Arrow-right Camera
The Spokesman-Review Newspaper
Spokane, Washington  Est. May 19, 1883

Voting heavy in Iran’s presidential election


An Iranian woman casts her presidential election ballot at the Iranian consulate in Baghdad, Iraq, on Friday. About 12,000 Iranians now living in Iraq were expected to vote in three polling stations across the country. 
 (Associated Press / The Spokesman-Review)
Associated Press

TEHRAN, Iran – Iranian voters streamed to polling stations Friday, snubbing dissidents’ calls for a boycott in the closest presidential race since the 1979 Islamic Revolution. Results will decide who inherits a long list of challenges, including nuclear talks with the West and demands for reform at home.

Turnout appeared stronger than expected and polls stayed open an extra four hours, with voting booths even set up at Tehran’s main cemetery for those paying weekly visits to family graves. But the contest could still end with no clear winner, forcing a runoff next week.

Some credited U.S. denunciations of the election for goading more Iranians to cast ballots after a Western-style campaign that has reshaped Iranian politics. A runoff would almost certainly include front-runner Ayatollah Hashemi Rafsanjani, a political veteran and leader of the Islamic Revolution who now portrays himself as a steady hand for uneasy times.

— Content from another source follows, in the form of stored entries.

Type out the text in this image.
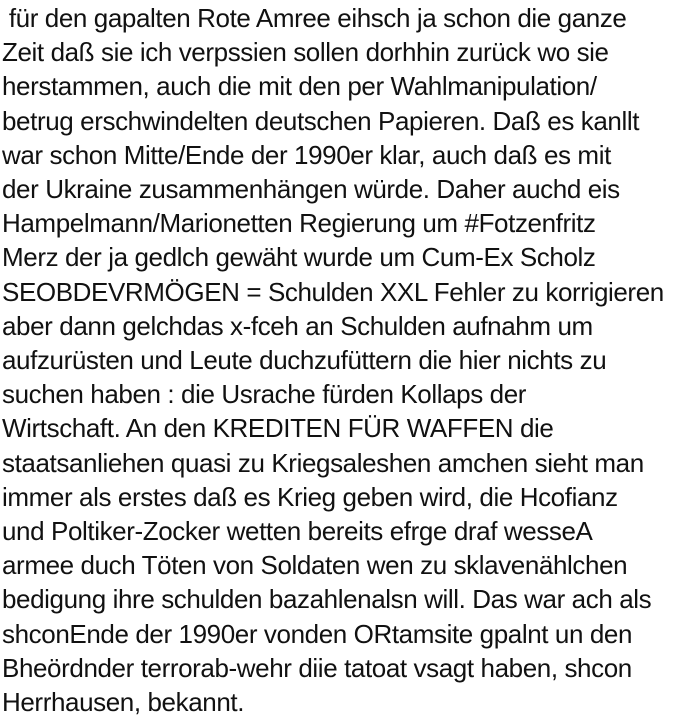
für den gapalten Rote Amree eihsch ja schon die ganze
Zeit daß sie ich verpssien sollen dorhhin zurück wo sie
herstammen, auch die mit den per Wahlmanipulation/
betrug erschwindelten deutschen Papieren. Daß es kanllt
war schon Mitte/Ende der 1990er klar, auch daß es mit
der Ukraine zusammenhängen würde. Daher auchd eis
Hampelmann/Marionetten Regierung um #Fotzenfritz
Merz der ja gedlch gewäht wurde um Cum-Ex Scholz
SEOBDEVRMÖGEN = Schulden XXL Fehler zu korrigieren
aber dann gelchdas x-fceh an Schulden aufnahm um
aufzurüsten und Leute duchzufüttern die hier nichts zu
suchen haben : die Usrache fürden Kollaps der
Wirtschaft. An den KREDITEN FÜR WAFFEN die
staatsanliehen quasi zu Kriegsaleshen amchen sieht man
immer als erstes daß es Krieg geben wird, die Hcofianz
und Poltiker-Zocker wetten bereits efrge draf wesseA
armee duch Töten von Soldaten wen zu sklavenählchen
bedigung ihre schulden bazahlenalsn will. Das war ach als
shconEnde der 1990er vonden ORtamsite gpalnt un den
Bheördnder terrorab-wehr diie tatoat vsagt haben, shcon
Herrhausen, bekannt.
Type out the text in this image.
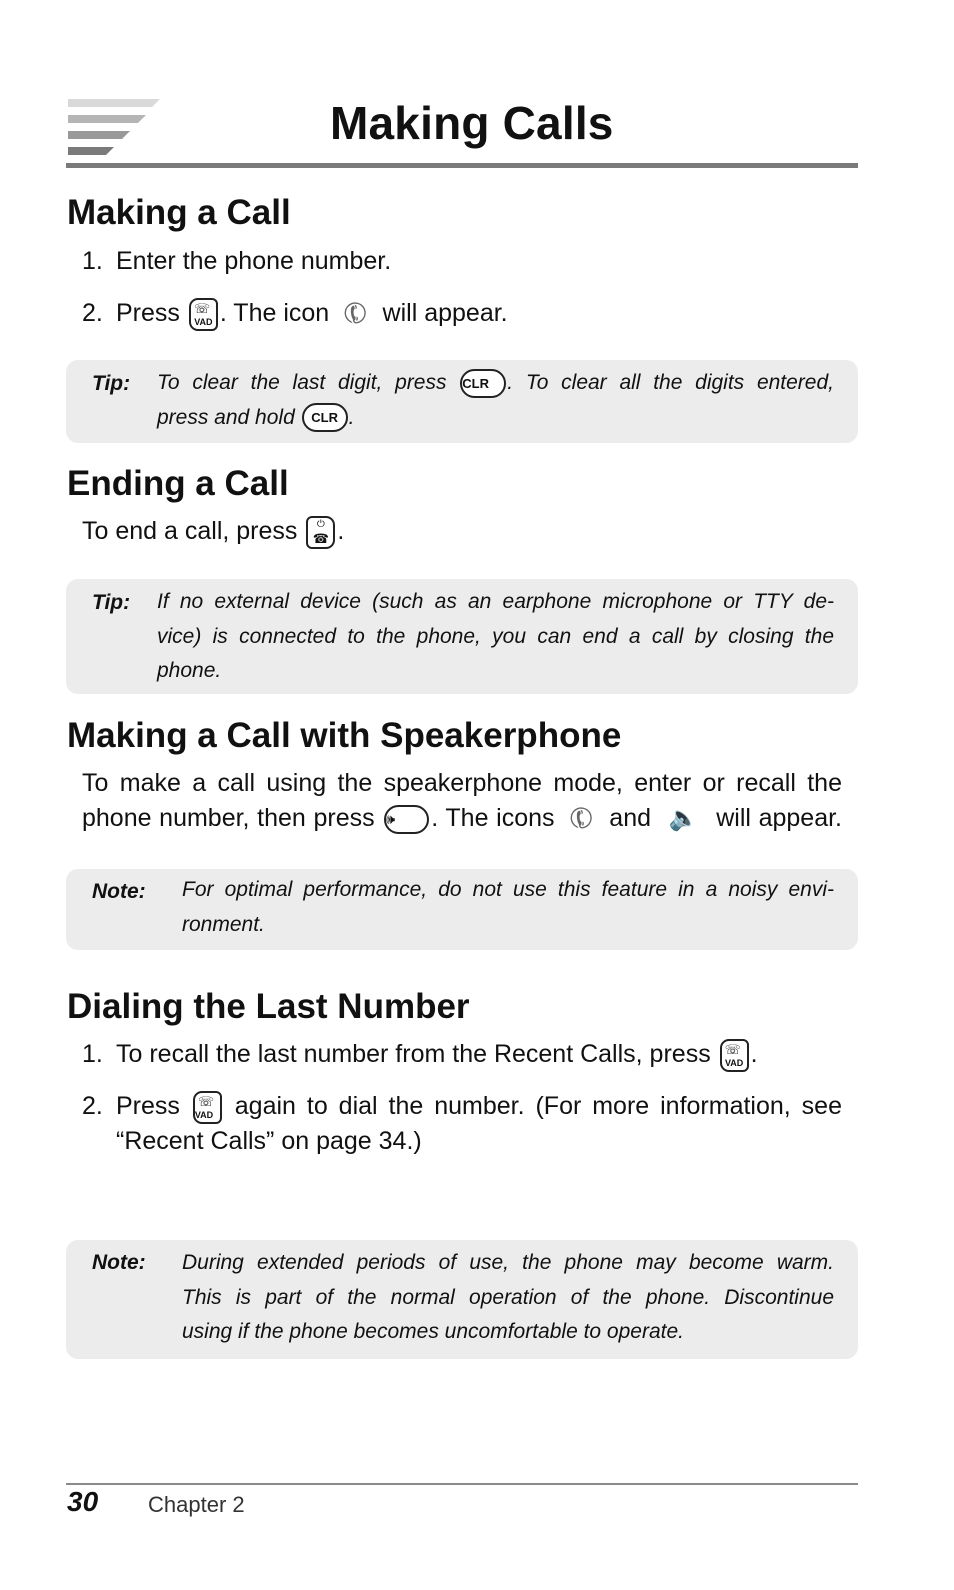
Making Calls
Making a Call
1. Enter the phone number.
2. Press ☏
VAD . The icon ✆ will appear.
Tip: To clear the last digit, press CLR . To clear all the digits entered,
press and hold CLR .
Ending a Call
To end a call, press	⏻
☎ .
Tip: If no external device (such as an earphone microphone or TTY de-
vice) is connected to the phone, you can end a call by closing the
phone.
Making a Call with Speakerphone
To make a call using the speakerphone mode, enter or recall the
phone number, then press 🕪 . The icons ✆ and 🔈 will appear.
Note: For optimal performance, do not use this feature in a noisy envi-
ronment.
Dialing the Last Number
1. To recall the last number from the Recent Calls, press ☏
VAD .
2. Press ☏
VAD again to dial the number. (For more information, see
“Recent Calls” on page 34.)
Note: During extended periods of use, the phone may become warm.
This is part of the normal operation of the phone. Discontinue
using if the phone becomes uncomfortable to operate.
30 Chapter 2
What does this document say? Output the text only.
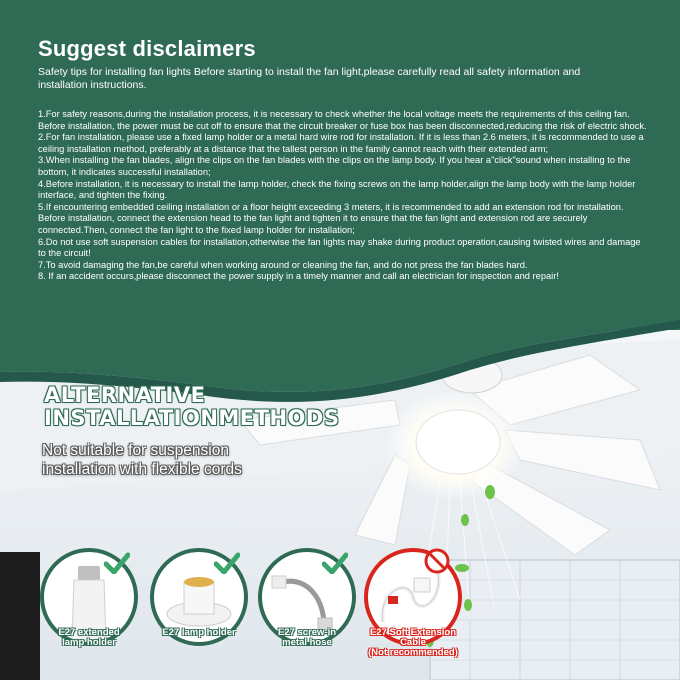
Suggest disclaimers
Safety tips for installing fan lights Before starting to install the fan light,please carefully read all safety information and installation instructions.

1.For safety reasons,during the installation process, it is necessary to check whether the local voltage meets the requirements of this ceiling fan. Before installation, the power must be cut off to ensure that the circuit breaker or fuse box has been disconnected,reducing the risk of electric shock.

2.For fan installation, please use a fixed lamp holder or a metal hard wire rod for installation. If it is less than 2.6 meters, it is recommended to use a ceiling installation method, preferably at a distance that the tallest person in the family cannot reach with their extended arm;

3.When installing the fan blades, align the clips on the fan blades with the clips on the lamp body. If you hear a"click"sound when installing to the bottom, it indicates successful installation;

4.Before installation, it is necessary to install the lamp holder, check the fixing screws on the lamp holder,align the lamp body with the lamp holder interface, and tighten the fixing.

5.If encountering embedded ceiling installation or a floor height exceeding 3 meters, it is recommended to add an extension rod for installation. Before installation, connect the extension head to the fan light and tighten it to ensure that the fan light and extension rod are securely connected.Then, connect the fan light to the fixed lamp holder for installation;

6.Do not use soft suspension cables for installation,otherwise the fan lights may shake during product operation,causing twisted wires and damage to the circuit!

7.To avoid damaging the fan,be careful when working around or cleaning the fan, and do not press the fan blades hard.

8. If an accident occurs,please disconnect the power supply in a timely manner and call an electrician for inspection and repair!

ALTERNATIVE
INSTALLATIONMETHODS
Not suitable for suspension
installation with flexible cords
E27 extended
lamp holder
E27 lamp holder	E27 screw-in
metal hose
E27 Soft Extension Cable
(Not recommended)
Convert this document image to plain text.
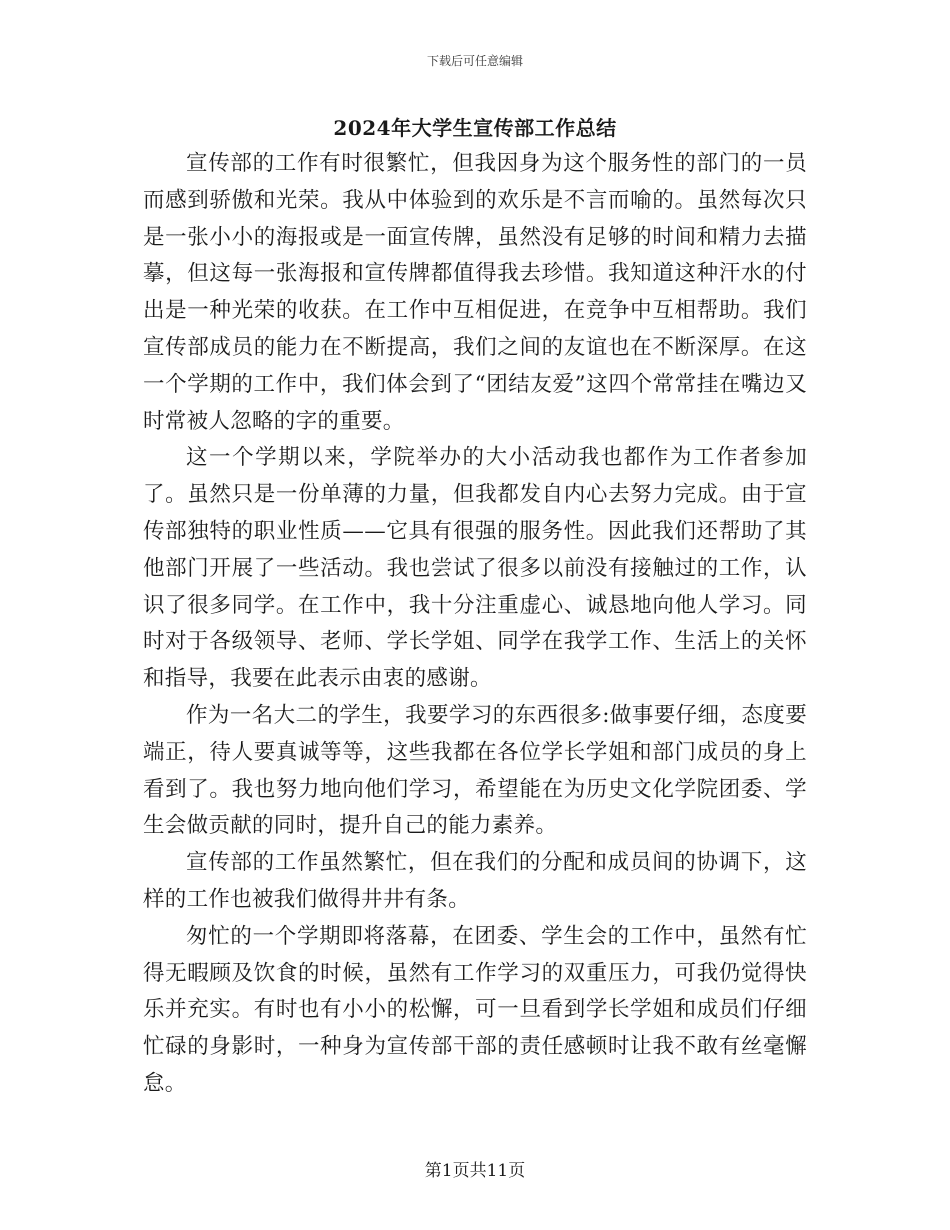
下载后可任意编辑
2024年大学生宣传部工作总结

宣传部的工作有时很繁忙，但我因身为这个服务性的部门的一员而感到骄傲和光荣。我从中体验到的欢乐是不言而喻的。虽然每次只是一张小小的海报或是一面宣传牌，虽然没有足够的时间和精力去描摹，但这每一张海报和宣传牌都值得我去珍惜。我知道这种汗水的付出是一种光荣的收获。在工作中互相促进，在竞争中互相帮助。我们宣传部成员的能力在不断提高，我们之间的友谊也在不断深厚。在这一个学期的工作中，我们体会到了“团结友爱”这四个常常挂在嘴边又时常被人忽略的字的重要。

这一个学期以来，学院举办的大小活动我也都作为工作者参加了。虽然只是一份单薄的力量，但我都发自内心去努力完成。由于宣传部独特的职业性质——它具有很强的服务性。因此我们还帮助了其他部门开展了一些活动。我也尝试了很多以前没有接触过的工作，认识了很多同学。在工作中，我十分注重虚心、诚恳地向他人学习。同时对于各级领导、老师、学长学姐、同学在我学工作、生活上的关怀和指导，我要在此表示由衷的感谢。

作为一名大二的学生，我要学习的东西很多:做事要仔细，态度要端正，待人要真诚等等，这些我都在各位学长学姐和部门成员的身上看到了。我也努力地向他们学习，希望能在为历史文化学院团委、学生会做贡献的同时，提升自己的能力素养。

宣传部的工作虽然繁忙，但在我们的分配和成员间的协调下，这样的工作也被我们做得井井有条。

匆忙的一个学期即将落幕，在团委、学生会的工作中，虽然有忙得无暇顾及饮食的时候，虽然有工作学习的双重压力，可我仍觉得快乐并充实。有时也有小小的松懈，可一旦看到学长学姐和成员们仔细忙碌的身影时，一种身为宣传部干部的责任感顿时让我不敢有丝毫懈怠。

第1页共11页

The bigger question is how voters will treat his main rivals: a former police chief backed by conservatives, and another allied with outgoing President Mohammad Khatami’s stumbling reform movement.

Results were expected today. If no candidate clears 50 percent, the top two vote-getters will face another ballot next Friday.

In the impoverished area of south Tehran, women in black chadors waited up to 30 minutes to vote. In posh northern suburbs, young women in colorful head scarves and bright lipstick called friends on cell phones to urge them to vote. Ballot stations were set up in shrines as well as the cemetery.

Helicopters ferried ballot boxes to nomads in their summer pastures. In the blistering plains near the Gulf, election officials used palm branches to make shade for voters waiting in temperatures that surpassed 100 degrees.

Voting was extended for four hours because of long lines. A strong turnout was believed likely to benefit both Khatami’s protege, Mostafa Moin, and Rafsanjani, 70, who served as president from 1989-97 and later became a top adviser to the theocracy.

“Fight the enemy by casting a vote,” said Iran’s Supreme Leader Ayatollah Ali Khamenei – head of the non-elected Islamic theocracy whose near-absolute power can override both the president and parliament.